From Richard Nelson's book, Heart and Blood
"I will never know if animals and plants have spirits, if the tree I stand beside is aware of my presence, if respectful gestures bring hunting luck and protect my well-being. But I am absolutely certain it is wise and responsible to behave as if these things were true."
“Every animal knows way more than you do,” a Koyukon man once told me, as if it were the most important thing a person could know about living successfully as a hunter, or more broadly, as a human being."
Also, take a read at Tom McGuane's 1970's essay, The Heart of the Game.

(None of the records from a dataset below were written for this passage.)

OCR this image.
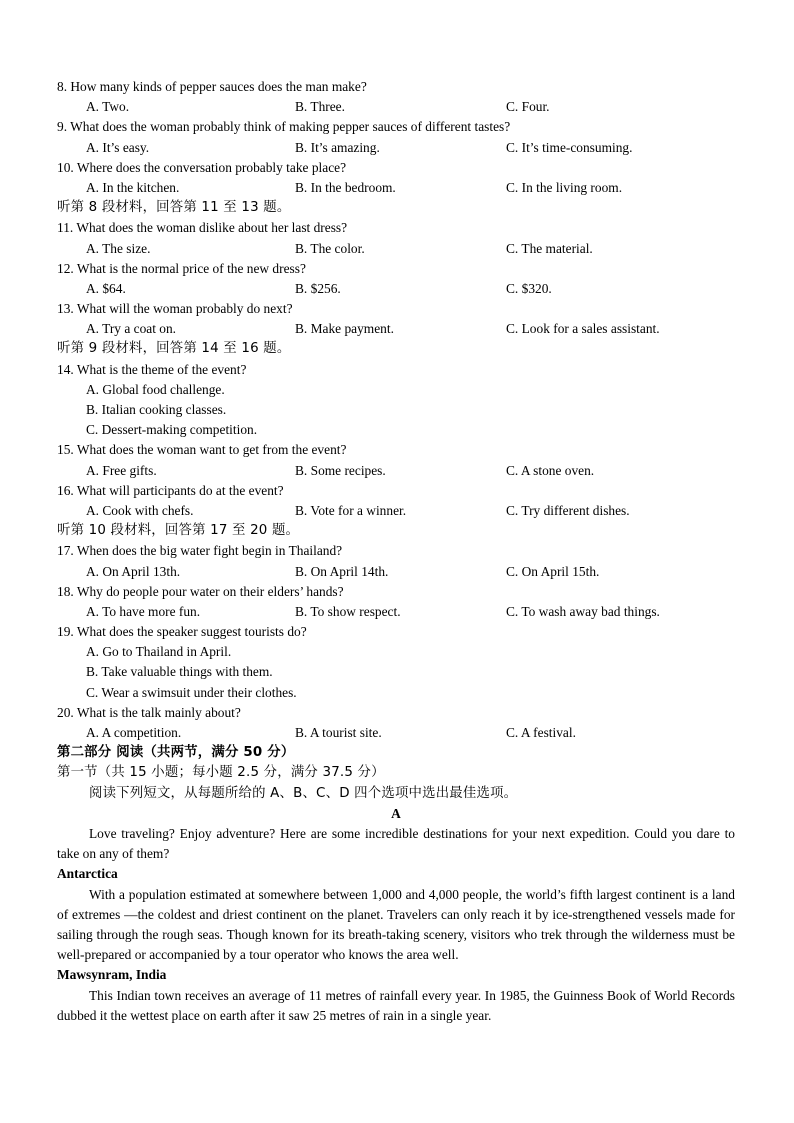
8. How many kinds of pepper sauces does the man make?
A. Two.	B. Three.	C. Four.
9. What does the woman probably think of making pepper sauces of different tastes?
A. It’s easy.	B. It’s amazing.	C. It’s time-consuming.
10. Where does the conversation probably take place?
A. In the kitchen.	B. In the bedroom.	C. In the living room.
听第 8 段材料，回答第 11 至 13 题。
11. What does the woman dislike about her last dress?
A. The size.	B. The color.	C. The material.
12. What is the normal price of the new dress?
A. $64.	B. $256.	C. $320.
13. What will the woman probably do next?
A. Try a coat on.	B. Make payment.	C. Look for a sales assistant.
听第 9 段材料，回答第 14 至 16 题。
14. What is the theme of the event?
A. Global food challenge.
B. Italian cooking classes.
C. Dessert-making competition.
15. What does the woman want to get from the event?
A. Free gifts.	B. Some recipes.	C. A stone oven.
16. What will participants do at the event?
A. Cook with chefs.	B. Vote for a winner.	C. Try different dishes.
听第 10 段材料，回答第 17 至 20 题。
17. When does the big water fight begin in Thailand?
A. On April 13th.	B. On April 14th.	C. On April 15th.
18. Why do people pour water on their elders’ hands?
A. To have more fun.	B. To show respect.	C. To wash away bad things.
19. What does the speaker suggest tourists do?
A. Go to Thailand in April.
B. Take valuable things with them.
C. Wear a swimsuit under their clothes.
20. What is the talk mainly about?
A. A competition.	B. A tourist site.	C. A festival.
第二部分 阅读（共两节，满分 50 分）
第一节（共 15 小题；每小题 2.5 分，满分 37.5 分）
阅读下列短文，从每题所给的 A、B、C、D 四个选项中选出最佳选项。
A
Love traveling? Enjoy adventure? Here are some incredible destinations for your next expedition. Could you dare to take on any of them?
Antarctica
With a population estimated at somewhere between 1,000 and 4,000 people, the world’s fifth largest continent is a land of extremes —the coldest and driest continent on the planet. Travelers can only reach it by ice-strengthened vessels made for sailing through the rough seas. Though known for its breath-taking scenery, visitors who trek through the wilderness must be well-prepared or accompanied by a tour operator who knows the area well.
Mawsynram, India
This Indian town receives an average of 11 metres of rainfall every year. In 1985, the Guinness Book of World Records dubbed it the wettest place on earth after it saw 25 metres of rain in a single year.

It has always seemed to me that the deepest spirituality was written in the common blood and the common fates of humans and wild animals. Nowhere in life are those as intertwined as in hunting.
When Jeffery and I moved to Nelson County, VA (one traffic light in the entire county) hunting became an up-front-in-my-face reality. Jeffery grew up here (on the other side of the Blue Ridge, which is in our front yard, literally) hunting from teh age of 7, but in Bucks County he had taken a hiatus for the most part. A few aborted attempts at duck hunting where we lived on Lake Nockamixon after we got Spencer (big black British Lab) that were unsuccessful, and he was done.
Many families here hunt to fill their freezer. Friends brought venison steaks to a tail gate last fall and shared the fact that they never buy beef; father and son stock the freezer with what they shoot.
I was raised thinking huinting was cruel - how could anyone shoot Bambi's mom? I have sinced revised my way of thinking, especially living in a rural area where there is so much emphasis on local sustanence and the slow food movement.
I have learned to shoot but, for now, limit myself to paper targets. But, I'll never say never.